Results: By the use of two distinct algorithms, geNorm and NormFinder, we have assessed gene expression stability of eleven candidate reference genes in E. globulus: 18S, ACT2, EF2, EUC12, H2B, IDH, SAND, TIP41, TUA, UBI and 33380. The candidate reference genes were evaluated in microccuttings rooted in vitro, in presence or absence of auxin, along six time-points spanning the process of adventitious rooting. Overall, the stability profiles of these genes determined with each one of the algorithms were very similar. Slight differences were observed in the most stable pair of genes indicated by each program: IDH and SAND for geNorm, and H2B and TUA for NormFinder. Both programs identified UBI and 18S as the most variable genes. To validate these results and select the most suitable reference genes, the expression profile of the ARGONAUTE1 gene was evaluated in relation to the most stable candidate genes indicated by each algorithm.

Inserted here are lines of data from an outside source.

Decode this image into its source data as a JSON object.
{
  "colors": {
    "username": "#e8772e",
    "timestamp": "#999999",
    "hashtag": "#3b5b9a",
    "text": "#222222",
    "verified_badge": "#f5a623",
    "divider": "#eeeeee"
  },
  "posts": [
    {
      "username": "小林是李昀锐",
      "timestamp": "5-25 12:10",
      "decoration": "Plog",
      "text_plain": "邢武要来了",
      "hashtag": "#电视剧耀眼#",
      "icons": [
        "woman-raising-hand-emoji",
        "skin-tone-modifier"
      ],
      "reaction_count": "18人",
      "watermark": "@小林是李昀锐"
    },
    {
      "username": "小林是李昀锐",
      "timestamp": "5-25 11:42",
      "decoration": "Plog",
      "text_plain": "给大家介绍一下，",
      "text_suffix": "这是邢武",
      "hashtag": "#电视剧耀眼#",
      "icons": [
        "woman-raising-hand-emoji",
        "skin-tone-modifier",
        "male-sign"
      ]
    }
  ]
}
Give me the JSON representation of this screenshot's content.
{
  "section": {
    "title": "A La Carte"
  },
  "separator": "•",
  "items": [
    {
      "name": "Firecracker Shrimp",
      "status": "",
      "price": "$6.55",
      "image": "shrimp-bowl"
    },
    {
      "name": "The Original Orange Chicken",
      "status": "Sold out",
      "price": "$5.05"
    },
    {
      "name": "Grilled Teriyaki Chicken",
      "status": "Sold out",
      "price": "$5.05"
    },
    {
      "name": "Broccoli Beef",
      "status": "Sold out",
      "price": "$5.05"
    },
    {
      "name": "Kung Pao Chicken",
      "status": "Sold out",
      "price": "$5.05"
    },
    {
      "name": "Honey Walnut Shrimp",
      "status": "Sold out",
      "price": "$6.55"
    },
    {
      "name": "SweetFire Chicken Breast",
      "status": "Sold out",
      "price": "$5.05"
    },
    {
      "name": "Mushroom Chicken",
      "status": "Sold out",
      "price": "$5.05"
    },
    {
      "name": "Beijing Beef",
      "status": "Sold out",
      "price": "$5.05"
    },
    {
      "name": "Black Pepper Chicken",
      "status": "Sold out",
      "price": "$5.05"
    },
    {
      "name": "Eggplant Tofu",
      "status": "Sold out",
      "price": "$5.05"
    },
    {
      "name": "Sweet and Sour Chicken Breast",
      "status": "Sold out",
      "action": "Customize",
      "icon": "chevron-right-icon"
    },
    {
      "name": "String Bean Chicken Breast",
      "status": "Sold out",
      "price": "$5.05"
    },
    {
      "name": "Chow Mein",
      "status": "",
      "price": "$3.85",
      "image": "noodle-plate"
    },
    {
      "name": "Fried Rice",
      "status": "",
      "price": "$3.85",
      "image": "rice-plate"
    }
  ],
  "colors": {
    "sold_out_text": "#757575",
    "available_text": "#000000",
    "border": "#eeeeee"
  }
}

Conclusion: Our study showed that expression stability varied between putative reference genes tested in E. globulus. Based on the AGO1 relative expression profile obtained using the genes suggested by the algorithms, H2B and TUA were considered as the most suitable reference genes for expression studies in E. globulus adventitious rooting. UBI and 18S were unsuitable for use as controls in qPCR related to this process. These findings will enable more accurate and reliable normalization of qPCR results for gene expression studies in this economically important woody plant, particularly related to rooting and clonal propagation.

Figure 1

Stages of in vitro adventitious rooting in Eucalyptus globulus. After seeding, seedlings remained 14 weeks in germination medium. After this time, apical microcuttings were obtained and used in adventitious rooting experiments. The microcuttings were kept in induction medium (presence or absence of 10 mg l^-1 IBA) for 12, 24, 48 or 96 h, depending on the harvest time. For the harvest points in formation medium, the microcuttings remained 96 h in induction medium and after that were transferred to formation medium (devoid of auxin and with activated charcoal). In this case, the samples were collected after 24 and 48 h. The samples harvested at 12, 24, 48 and 96 h of induction step and at 24 and 48 h of formation step were submitted to RNA extraction and used for the analyses.

Figure 2

RNA transcription level of reference genes tested, presented as Cq mean value ± Standard Deviation (SD). (A) Mean Cq of each reference gene. (B) Transcription level profile of reference genes along the adventitious rooting process. ind: induction step; form: formation step. Auxin: indicates addition of 10 mg l^-1 Indol Butyric Acid (IBA) in induction step culture medium; control: indicates absence of IBA in induction step culture medium.

Figure 3

Gene expression stability (M) and ranking of the 11 reference genes as calculated by geNorm in Eucalyptus globulus microcuttings during in vitro adventitious rooting. The microcuttings were rooted in presence or absence of 10 mg l^-1 Indol Butyric Acid (IBA) in the induction step. A lower average expression stability M value indicates more stable expression.

Figure 4

Determination of the optimal reference gene number as calculated by geNorm for accurate normalization during Eucalyptus globulus in vitro adventitious rooting. geNorm pairwise variation values (V values) are calculated by an algorithm which measures pairwise variation (Vn/n + 1) between two sequential normalization factors NFn and NFn + 1, where n is the number of genes involved in the normalization factor.

Figure 5

AGO1 relative expression profile during Eucalyptus globulus in vitro adventitious rooting. The AGO1 (Argonaute 1) expression profile was investigated relative to the best combination of reference genes indicated by both geNorm (A) and NormFinder (B) programs. Aux: indicates addition of 10 mg l^-1 Indol Butyric Acid (IBA) in induction step culture medium; cont: indicates absence of IBA in induction step culture medium; Columns sharing the same letter are not different by ANOVA followed by Duncan test (P ≤ 0.05); small letters correspond to analysis of variance (ANOVA) performed for control treatment samples; capital letters correspond to analysis of variance (ANOVA) performed for samples treated with auxin. *: indicates significant difference between treatments within time points by t-test (P ≤ 0.05).